Genç şairler, parmak hesabıyla mâni düzmeye başlayalı; bazı müteceddidler, Türk sazını değnekle idare etmeye kalkışalı; mimarlarımız arasında da ne isimle yâd edeceğimizi bilmediğimiz ma'hûd medrese mimarisi tamim etmeye başladı. Softanın başından çıkardığı sarığı andıran taş kubbeler, tıpkı mantarlar gibi Türk seması altında yer yer bitmeye başladı.

Otel, banka, mektep, iskele, şimdi dışardan minaresi ve içerden minberi eksik birer cami karikatürüdür. Bu tarz inşa usulüne mimarlarımız, ´´Türk mimarisi´´ diyorlar. Hakikaten bu çirkin taş yığınları Türk mimarisi midir? O halde güvercinler niye bu mimariyi bir türlü sevmiyorlar?

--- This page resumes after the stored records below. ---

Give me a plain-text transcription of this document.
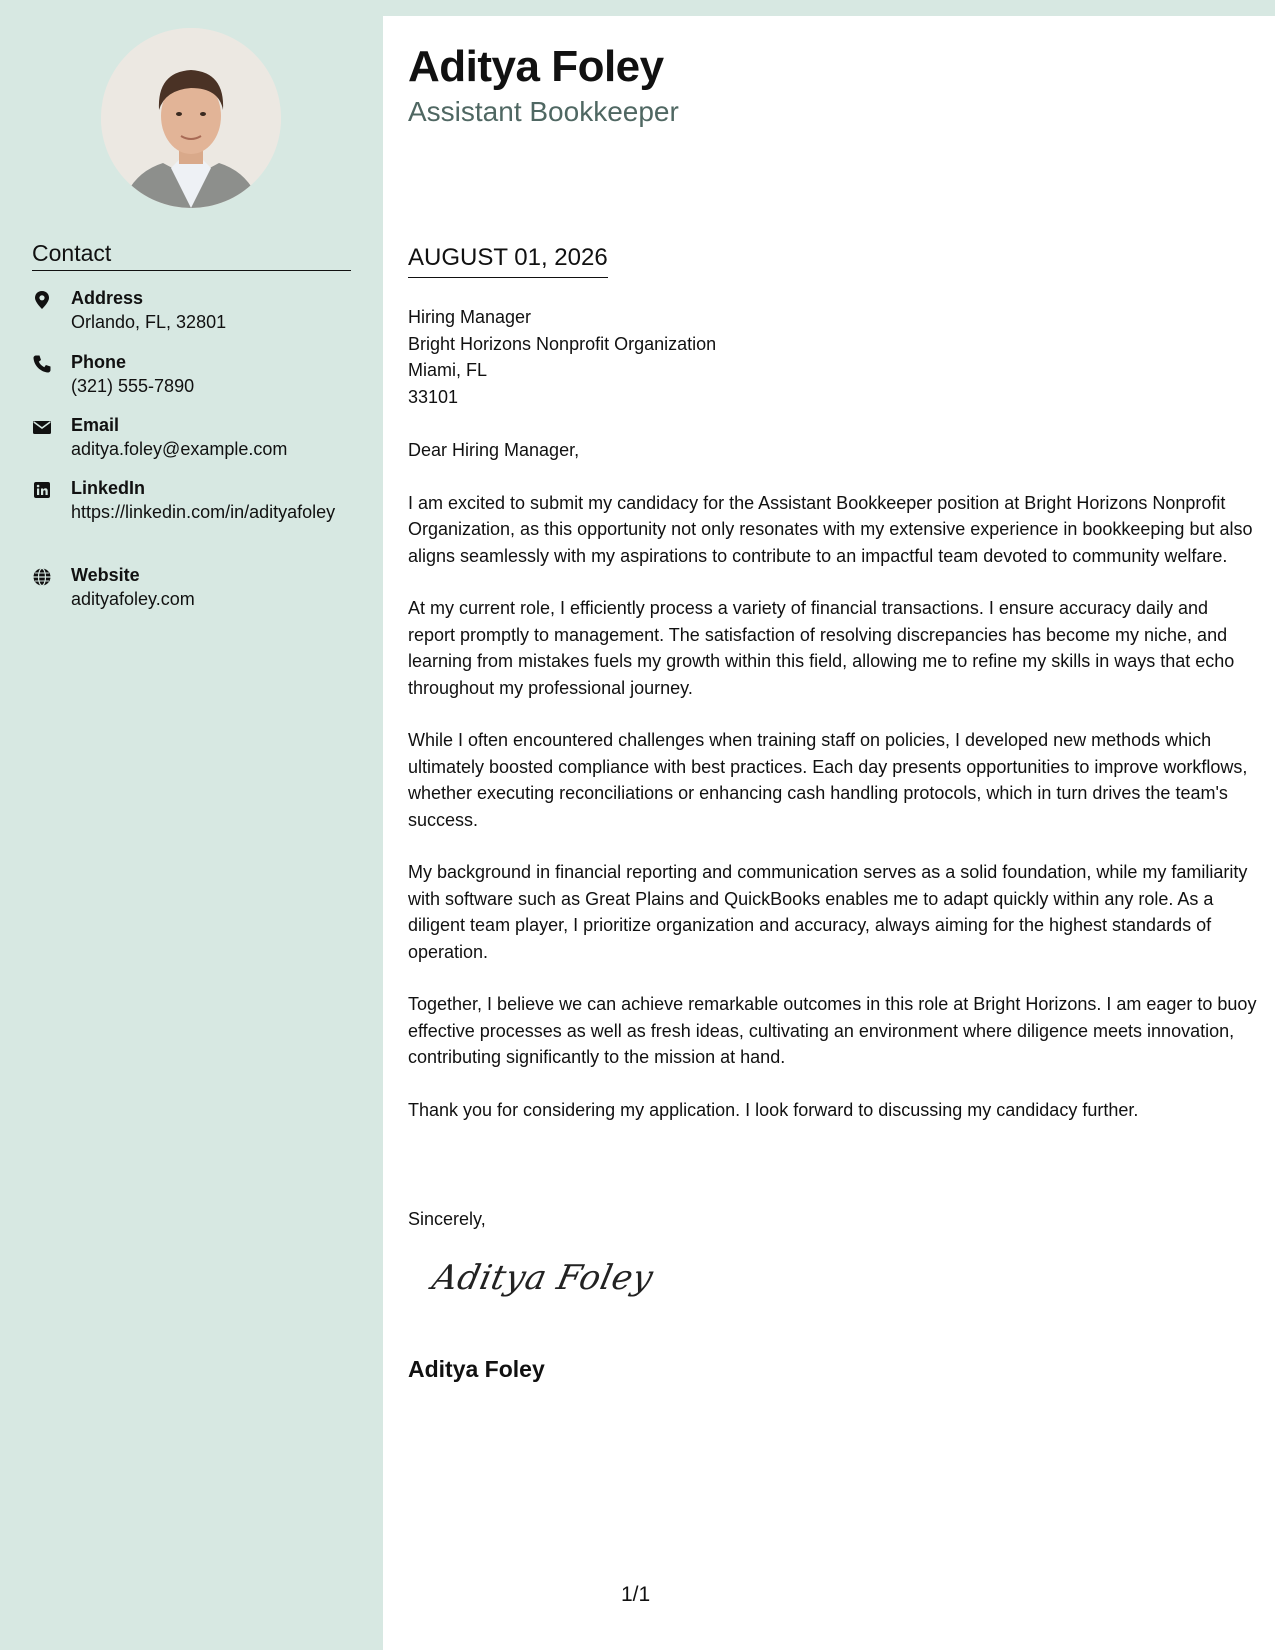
Contact
Address
Orlando, FL, 32801
Phone
(321) 555-7890
Email
aditya.foley@example.com
LinkedIn
https://linkedin.com/in/adityafoley
Website
adityafoley.com
Aditya Foley
Assistant Bookkeeper
AUGUST 01, 2026
Hiring Manager
Bright Horizons Nonprofit Organization
Miami, FL
33101

Dear Hiring Manager,

I am excited to submit my candidacy for the Assistant Bookkeeper position at Bright Horizons Nonprofit Organization, as this opportunity not only resonates with my extensive experience in bookkeeping but also aligns seamlessly with my aspirations to contribute to an impactful team devoted to community welfare.

At my current role, I efficiently process a variety of financial transactions. I ensure accuracy daily and report promptly to management. The satisfaction of resolving discrepancies has become my niche, and learning from mistakes fuels my growth within this field, allowing me to refine my skills in ways that echo throughout my professional journey.

While I often encountered challenges when training staff on policies, I developed new methods which ultimately boosted compliance with best practices. Each day presents opportunities to improve workflows, whether executing reconciliations or enhancing cash handling protocols, which in turn drives the team's success.

My background in financial reporting and communication serves as a solid foundation, while my familiarity with software such as Great Plains and QuickBooks enables me to adapt quickly within any role. As a diligent team player, I prioritize organization and accuracy, always aiming for the highest standards of operation.

Together, I believe we can achieve remarkable outcomes in this role at Bright Horizons. I am eager to buoy effective processes as well as fresh ideas, cultivating an environment where diligence meets innovation, contributing significantly to the mission at hand.

Thank you for considering my application. I look forward to discussing my candidacy further.

Sincerely,
Aditya Foley
Aditya Foley
1/1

Çini gibi, şark mimarisinin mütemmimi olan güvercinler, semanın her köşesinden üşüşerek, kubbe ve minare olan yerlerde küme halinde toplanırlar. ´´Sinan´´ın en hakiki hayranları, şadırvanlar etrafında, fıskiye serpintileri ve su kavs-i küzehleri içinde oynaşan bu lacivert kanatlardır.

Halbuki güvercinler, ne ecnebi banka binalarının sahte araba seklerine, ne de evkaf hanlarıyla seyr-i sefain iskelelerinin kubbelerine ve süslü saçaklarına aldanıyorlar. Düyun-i Umumiyye'nin damları üstüne bir güvercinin konduğunu henüz bir kimse görmemiştir. Güvercin, şayan-ı hayret bir anlayışla usta ´´Sinan´´ ve ´´Kasım´´ı aciz mukallidlerinden ayırmakta zerre kadar tereddüt göstermiyor.

Büyük mimarlarımızın bazen fikir danışması için, sanayi-i nefise encümenine bir güvercininde azâ intihap edilmesi acaba muvafık olmaz mıydı?